Я нахожусь в маленьком финском городке. Снимаю квартиру на окраине. Мной занимается доктор Хикипяя, старый хлопотливый человечек с влажной лысиной. Когда-то им завладела одна балерина, моя приятельница, и по наследству он достался мне. Хикипяя вечно взвинчен, деятелен, и по его порывистому говору не скажешь, что финская речь монотонна. От него исходит жар, как от кипящего варева.

Чем я занимаюсь тут? Слоняюсь по улочкам, малообитаемым в любое время суток. Меня никто не знает, здесь я совершенно обыкновенный турист. Опаиваю себя кофе и ленюсь бриться. Мне нравится изучать молодых финских женщин, среди которых, правда, редко попадаются прилично одетые.

Больной физически человек не может быть здоровым духовно. Он зацикливается на боли, становится злым или жалостливым, а бывает одновременно — и желчным и слезливым. Он обвиняет окружающих, что они не понимают его страданий, и завидует их здоровью. Вот я, к примеру, смотрю на людей и поражаюсь, как они ловко, не задумываясь, вращают головами.

Работаю я теперь в разных экзотических позах. Моя поза-фаворит: лежа на боку, опираясь на локоть, между плечом и ухом — ортопедический валик. Иногда я наговариваю на диктофон, но это мало напоминает литературный труд, скорее, праздный выгул мыслей. Эту историю постараюсь изложить коротко, чтобы не навредить и без того раскисшему здоровью; да и нечего тут, в сущности, растягивать. И пусть рассказ этот никогда не покинет стен моего скита, не ляжет в основу хрестоматии — я не умею иначе, как стенографировать (даже мысленно, без единого физически закрепленного символа) все происходящее.
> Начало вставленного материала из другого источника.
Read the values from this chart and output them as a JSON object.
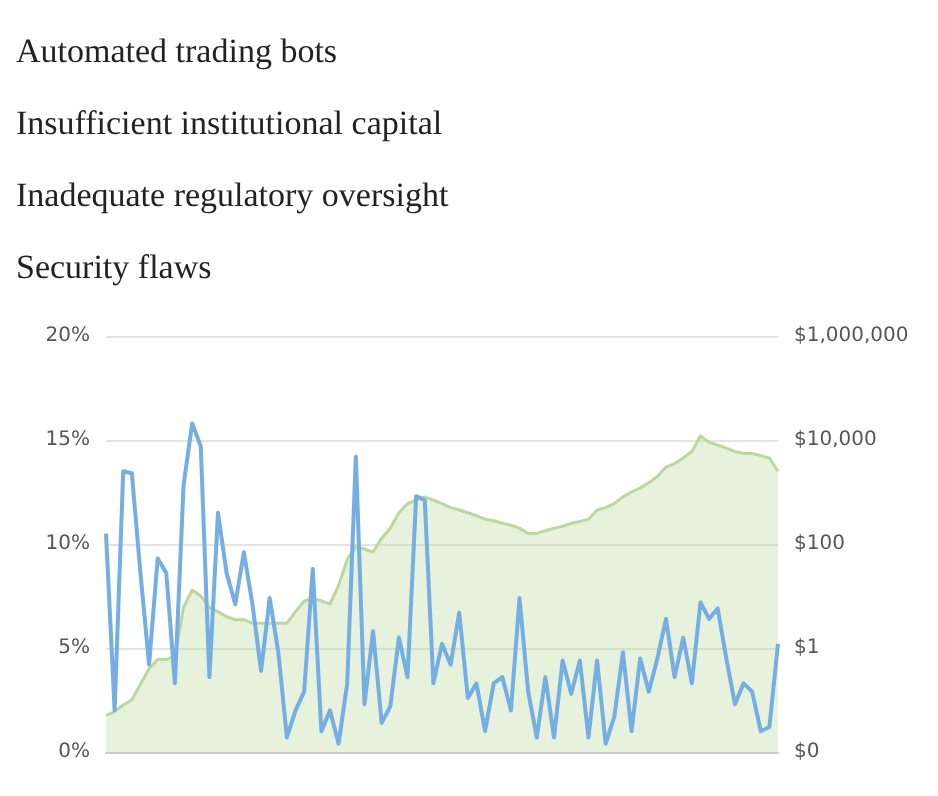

Утром обещала зайти Маргарита. Теперь я уповаю на нее больше, чем на медицину, хотя до сих пор не рассмотрел ее души. Моя вялость, вызванная болезнью, и некоторая злость из-за разноса моих повестей не позволяют нам сойтись ближе.

Мы познакомились с ней, как мне тогда показалось, случайно. Была суббота. Стояла жара, редкая для этих мест. Я пришел на пляж, где ежедневно отдыхал после Хикипяя, и, проторчав на солнцепеке минуты три, мигрировал в тень сосен. Там я залег, подложив под ноющее железо шеи свой латексный валик, и уставился вперед — на залив, бодавший берег слабо, но упрямо, как теленок, и на раздетых людей, старавшихся напитать мучные тела дефицитной порцией солнца. А во все стороны восставал оглушающий простор, вздуваясь пузырем над заливом; ветряки, мерно раскручивающие вдалеке сиреневатые пропеллеры, будто обозначали координаты раздавшихся измерений. В какой-то момент это сияющее пространство стало поглощать меня, и я понял, что тону. Я пялился в небо, и голова у меня кружилась. Я ощутил невероятную скорость, с которой несется Земля. Мне казалось, что сейчас меня стряхнет, выбросит куда-нибудь в верхние слои атмосферы, а потом и дальше, туда, где понятие «высота» теряет смысл. Вот, что может сотворить пространство с человеком, привыкшим к футляру жилища. Я закрыл глаза, но сквозь собственную шкуру продолжал видеть яркие брызги, которые выбрасывал снаружи синий простор.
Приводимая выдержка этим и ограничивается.